A celebrated breakthrough in film deserves recognition after 40 years.

Vic Silva, Writer

Steven Spielberg: celebrated pioneer, authentic content-creator and all-around visionary of our current film era. A visionary who clearly saw aspects that necessitated each other to create a beautifully-crafted and gripping story. All of which include relatable actors, fully fleshed-out characters, an original plot and aliens, obviously. Okay maybe that is not such an obvious requisite for the making of a phenomenal film, but Spielberg definitely found the subject rather fascinating. We can find ample proof of this in his groundbreaking film, “Close Encounters of the Third Kind.” With its 40th year anniversary re-release on Sept. 1, curiosity for Spielberg’s evolution of extraterrestrial interest began to develop.

anxiety-ridden suspense

In 1977, this film dawned as totally new material. Spielberg had just started his Hollywood career, thus still trying to make a name for himself. In the new “Close Encounters” director’s cut edition, he explains how he and his cast found themselves excited to show the public their first big project, all awaiting on their toes for this impactful, funny project to release. As loopy as the subject material might have been, this came as close to their real selves as they had ever played.

What present-day alien films delve into the raw family dynamics of a real family?
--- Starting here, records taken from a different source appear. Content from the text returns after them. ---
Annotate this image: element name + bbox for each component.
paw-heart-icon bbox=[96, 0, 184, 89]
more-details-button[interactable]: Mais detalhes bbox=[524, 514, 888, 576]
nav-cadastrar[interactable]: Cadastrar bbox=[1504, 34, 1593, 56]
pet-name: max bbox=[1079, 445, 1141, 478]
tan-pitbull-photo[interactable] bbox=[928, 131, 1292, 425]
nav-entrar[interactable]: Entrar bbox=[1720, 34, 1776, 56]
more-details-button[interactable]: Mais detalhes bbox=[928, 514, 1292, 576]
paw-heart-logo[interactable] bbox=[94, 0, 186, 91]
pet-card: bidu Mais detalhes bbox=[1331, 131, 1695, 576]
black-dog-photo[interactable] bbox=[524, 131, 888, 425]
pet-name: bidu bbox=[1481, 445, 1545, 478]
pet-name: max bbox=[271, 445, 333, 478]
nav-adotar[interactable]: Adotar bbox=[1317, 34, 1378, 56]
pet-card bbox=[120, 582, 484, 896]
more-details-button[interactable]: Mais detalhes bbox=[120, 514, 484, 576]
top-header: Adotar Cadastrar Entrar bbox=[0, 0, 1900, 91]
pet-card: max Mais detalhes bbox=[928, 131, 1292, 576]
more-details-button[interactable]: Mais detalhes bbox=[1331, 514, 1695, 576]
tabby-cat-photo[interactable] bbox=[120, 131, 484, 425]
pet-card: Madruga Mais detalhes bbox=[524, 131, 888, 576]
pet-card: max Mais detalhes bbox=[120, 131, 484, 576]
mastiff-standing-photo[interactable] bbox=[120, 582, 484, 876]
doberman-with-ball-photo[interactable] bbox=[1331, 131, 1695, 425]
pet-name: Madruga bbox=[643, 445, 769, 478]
Today’s alien films include unbelievable aspects, whether that includes their unrealistically indestructible protagonists or their subpar plots filled with unfulfilling character foils. In “Close Encounters,” you get the hurrah of suspense and anxiety-ridden waiting for the “close encounter” to fully take place but the endearing quality of the film has nothing to do with the aliens. It has everything to do with its characters beginning to quickly go crazy for answers. They become miserable in their wanting to know more and in this state begin to turn their family’s lives upside down. Despite this beautiful depiction, I found myself a little bored, quite frankly. For its time, it certainly has innovation and comedic relief but during the last hour I found myself restless and waiting for the much-awaited climax, and when it finally came it hit as severely underwhelming.
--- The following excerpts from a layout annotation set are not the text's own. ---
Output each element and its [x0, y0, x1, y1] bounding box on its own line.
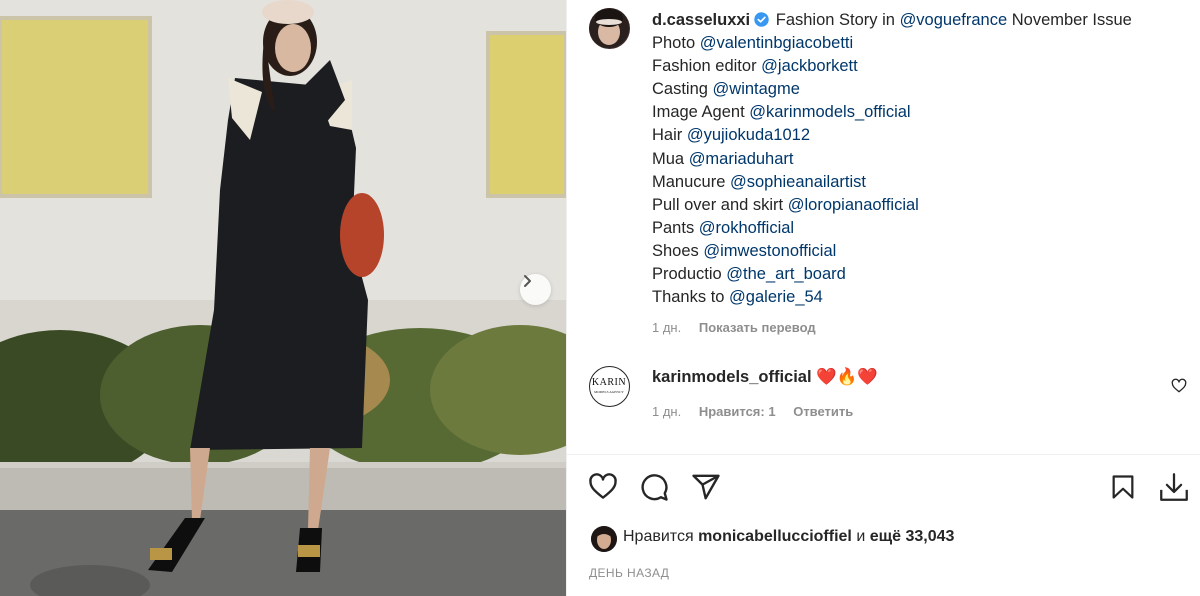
heart-icon[interactable]	[587, 472, 619, 502]
download-icon[interactable]	[1157, 470, 1191, 504]
commenter-avatar-text: KARIN	[591, 377, 627, 388]
caption-line: Manucure @sophieanailartist	[652, 171, 1192, 194]
caption-mention[interactable]: @loropianaofficial	[788, 196, 919, 214]
likes-summary: Нравится monicabelluccioffiel и ещё 33,0…	[623, 528, 954, 546]
caption-line: Productio @the_art_board	[652, 263, 1192, 286]
caption-text: Casting	[652, 80, 713, 99]
post-caption: d.casseluxxi Fashion Story in @voguefran…	[652, 9, 1192, 309]
comment-text: ❤️🔥❤️	[816, 368, 878, 386]
caption-mention[interactable]: @mariaduhart	[689, 150, 794, 168]
author-username[interactable]: d.casseluxxi	[652, 11, 750, 29]
caption-text: Productio	[652, 265, 727, 284]
divider	[567, 454, 1200, 455]
commenter-avatar[interactable]: KARIN MODELS AGENCY	[589, 366, 630, 407]
caption-text: Hair	[652, 126, 687, 145]
photo-illustration	[0, 0, 566, 596]
caption-age[interactable]: 1 дн.	[652, 320, 681, 335]
likes-prefix: Нравится	[623, 528, 694, 545]
comment-icon[interactable]	[639, 472, 669, 502]
caption-mention[interactable]: @karinmodels_official	[749, 103, 910, 121]
caption-text: Fashion editor	[652, 57, 762, 76]
likes-middle: и	[851, 528, 870, 545]
post-details-panel: d.casseluxxi Fashion Story in @voguefran…	[566, 0, 1200, 596]
caption-mention[interactable]: @voguefrance	[900, 11, 1008, 29]
caption-text: Pants	[652, 218, 699, 237]
bookmark-icon[interactable]	[1109, 472, 1137, 502]
caption-line: Casting @wintagme	[652, 78, 1192, 101]
caption-mention[interactable]: @galerie_54	[729, 288, 823, 306]
liker-username[interactable]: monicabelluccioffiel	[698, 528, 852, 545]
caption-text: Mua	[652, 149, 689, 168]
caption-line: Photo @valentinbgiacobetti	[652, 32, 1192, 55]
comment-age[interactable]: 1 дн.	[652, 404, 681, 419]
liker-avatar[interactable]	[591, 526, 617, 552]
caption-line: Pull over and skirt @loropianaofficial	[652, 194, 1192, 217]
comment-like-heart-icon[interactable]	[1171, 378, 1187, 394]
verified-badge-icon	[754, 12, 769, 27]
caption-mention[interactable]: @yujiokuda1012	[687, 126, 810, 144]
comment-likes[interactable]: Нравится: 1	[699, 404, 776, 419]
caption-text: November Issue	[1007, 11, 1132, 29]
caption-mention[interactable]: @the_art_board	[726, 265, 846, 283]
caption-line: Hair @yujiokuda1012	[652, 124, 1192, 147]
caption-line: d.casseluxxi Fashion Story in @voguefran…	[652, 9, 1192, 32]
share-icon[interactable]	[691, 472, 721, 502]
post-date[interactable]: ДЕНЬ НАЗАД	[589, 566, 669, 580]
translate-button[interactable]: Показать перевод	[699, 320, 816, 335]
caption-mention[interactable]: @imwestonofficial	[703, 242, 836, 260]
caption-text: Photo	[652, 34, 700, 53]
reply-button[interactable]: Ответить	[793, 404, 853, 419]
caption-line: Mua @mariaduhart	[652, 148, 1192, 171]
caption-text: Image Agent	[652, 103, 750, 122]
comment-author[interactable]: karinmodels_official	[652, 368, 812, 386]
caption-meta: 1 дн. Показать перевод	[652, 320, 830, 335]
caption-line: Fashion editor @jackborkett	[652, 55, 1192, 78]
post-photo[interactable]	[0, 0, 566, 596]
commenter-avatar-subtext: MODELS AGENCY	[594, 390, 624, 394]
caption-text: Shoes	[652, 241, 704, 260]
caption-mention[interactable]: @valentinbgiacobetti	[700, 34, 853, 52]
caption-mention[interactable]: @sophieanailartist	[730, 173, 866, 191]
caption-mention[interactable]: @wintagme	[713, 80, 800, 98]
caption-text: Pull over and skirt	[652, 195, 788, 214]
author-avatar[interactable]	[589, 8, 630, 49]
chevron-right-icon	[524, 275, 531, 287]
comment: karinmodels_official ❤️🔥❤️	[652, 368, 878, 387]
caption-mention[interactable]: @rokhofficial	[699, 219, 794, 237]
caption-text: Thanks to	[652, 288, 730, 307]
comment-meta: 1 дн. Нравится: 1 Ответить	[652, 404, 867, 419]
caption-text: Manucure	[652, 172, 730, 191]
next-photo-button[interactable]	[520, 274, 551, 305]
caption-mention[interactable]: @jackborkett	[761, 57, 858, 75]
caption-line: Pants @rokhofficial	[652, 217, 1192, 240]
caption-line: Image Agent @karinmodels_official	[652, 101, 1192, 124]
likes-count[interactable]: ещё 33,043	[870, 528, 955, 545]
caption-text: Fashion Story in	[775, 11, 900, 29]
caption-line: Shoes @imwestonofficial	[652, 240, 1192, 263]
caption-line: Thanks to @galerie_54	[652, 286, 1192, 309]
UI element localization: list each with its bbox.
Spielberg’s filmmaking evolution

The climax can have a redeeming quality to it when viewed as a part of Spielberg’s filmmaking evolution, especially within the extraterrestrial field. This evolved filmmaking lended itself to “Super 8,” written by J.J. Abrams, and produced by Spielberg. Although Abrams wrote this masterpiece, Spielberg remained influential due to his extensive portfolio and knowledge on making a solid supernatural film. While “Super 8” and “Close Encounters” have many similarities, such as a gorgeous soundtrack and lovable characters, “Super 8” stands out with its magnetic energy. This thrilling energy kept audiences on the edge of their seat for the entire three-hour film. I did not squirm with impatience because the picture before me held me captivated. Rather than having an elongated wait for one exciting climax, the movie contained several surprising twists and turns. All of that to say times have changed severely since the 70s, but Spielberg’s voice remains loud and clear amongst the Hollywood of today. He has proved himself to be quite the contender, allowing Hollywood the privilege to have just a little more movie magic.